Que ambas cámaras del Congreso Nacional se hayan reunido para debatir y resolver sobre cuestiones fundamentales para el país, con la asistencia de legisladores de todos los bloques y con quórum, constituye un avance institucional que debe ser apreciado en su justa dimensión.
Para un observador extranjero, no habría motivo alguno para el asombro, ya que lo normal es que el Parlamento se reúna, trabaje en comisiones y discuta y apruebe o rechace proyectos de ley en sesiones plenarias. Pero la Argentina no es un país normal; menos en lo que hace a la estabilidad de las instituciones. El Congreso estuvo virtualmente parado durante cinco semanas. Y no porque no hubiera problemas que tratar, sino por la reiterada práctica oficialista de no dar quórum cuando temía un resultado adverso.
Incluso hubo legisladores que denunciaron un "golpe contra el Congreso" por parte del gobierno de la presidenta Cristina Fernández de Kirchner quien, tras perder la mayoría parlamentaria después de las elecciones legislativas del año pasado, eligió el camino de apurar la sanción de leyes durante el lapso que se produjo entre los comicios y la asunción de los nuevos parlamentarios.
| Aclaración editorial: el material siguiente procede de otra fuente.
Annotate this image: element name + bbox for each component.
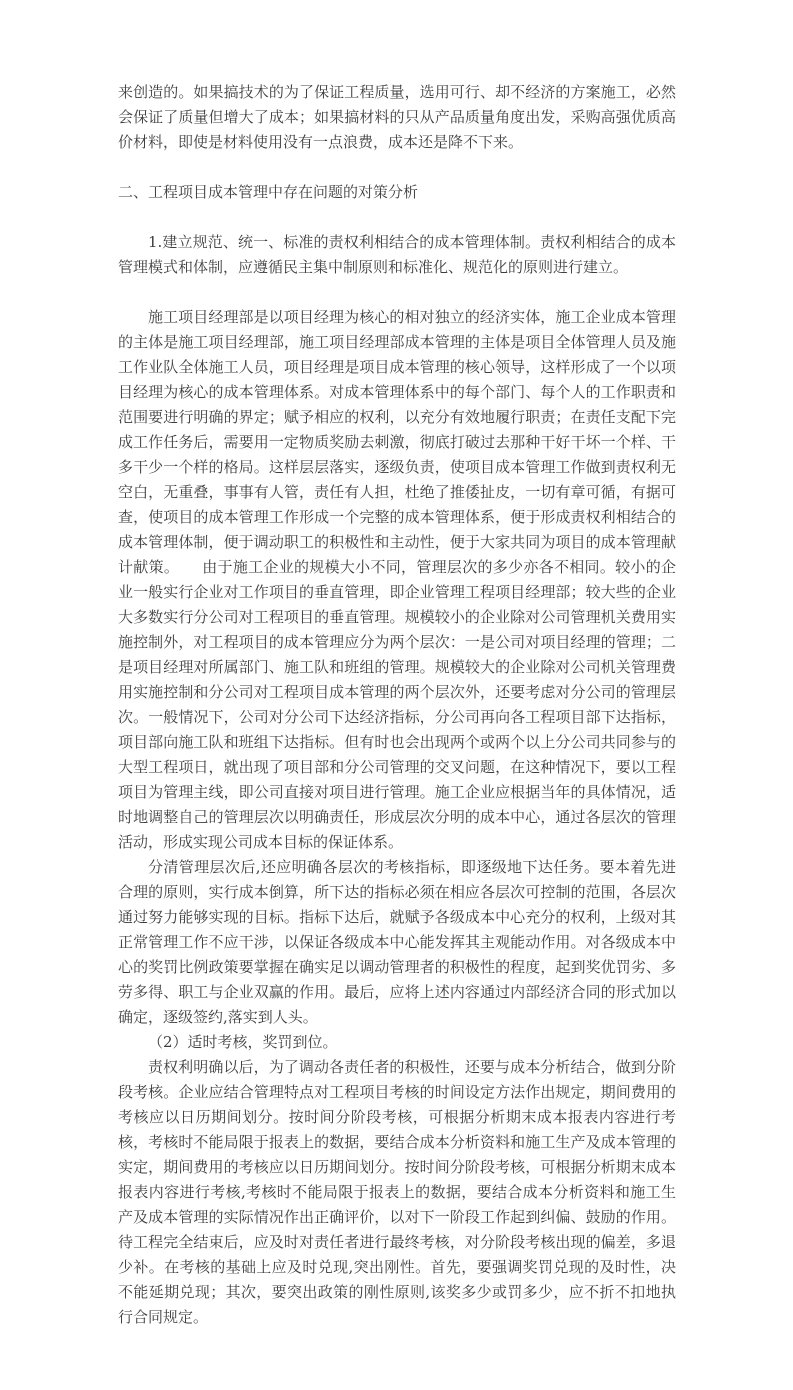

Ahora, amenaza gobernar con decretos de necesidad y urgencia (DNU) y vetar las leyes aprobadas por el Congreso. Fue lo que pasó, por caso, con los famosos decretos referidos al uso de reservas del Banco Central y al relevo de autoridades de esa institución.
Por ello, que la Cámara de Diputados haya sesionado en plenario entre el martes y el miércoles últimos, y que haya decidido declarar nulo el DNU sobre las reservas por 140 votos contra 93, merece destacarse y valorarse, porque renueva -aunque de manera leve- las esperanzas de la ciudadanía.
Horas después de la sesión de los diputados, se reunió el Senado, que decidió por un voto de diferencia (35 a 34), aprobar la designación de Mercedes Marcó del Pont al frente del Banco Central. El senador y ex presidente Carlos Menem se abstuvo, aunque en su intervención destacó las cualidades de quien completará hasta setiembre el período de Martín Redrado.
Además, hubo una senadora kirchnerista que, en un gesto solitario, se sentó en su banca y dio quórum, lo que obligó al resto de su bloque a bajar al recinto y dar la discusión. Pero, más allá de esas maniobras y triquiñuelas, lo cierto es que el Senado se pronunció sobre el tema y, después de largas horas de debate, lo hizo también sobre una cuestión más importante -la modificación del reparto del impuesto al cheque-, que merece una consideración en particular.
Pero lo que en principio debe destacarse es la vuelta del Congreso, al que el Gobierno nacional quiso desconocer y acallar. Lo que resulta muy positivo, por cierto, para la democracia y el republicanismo argentinos.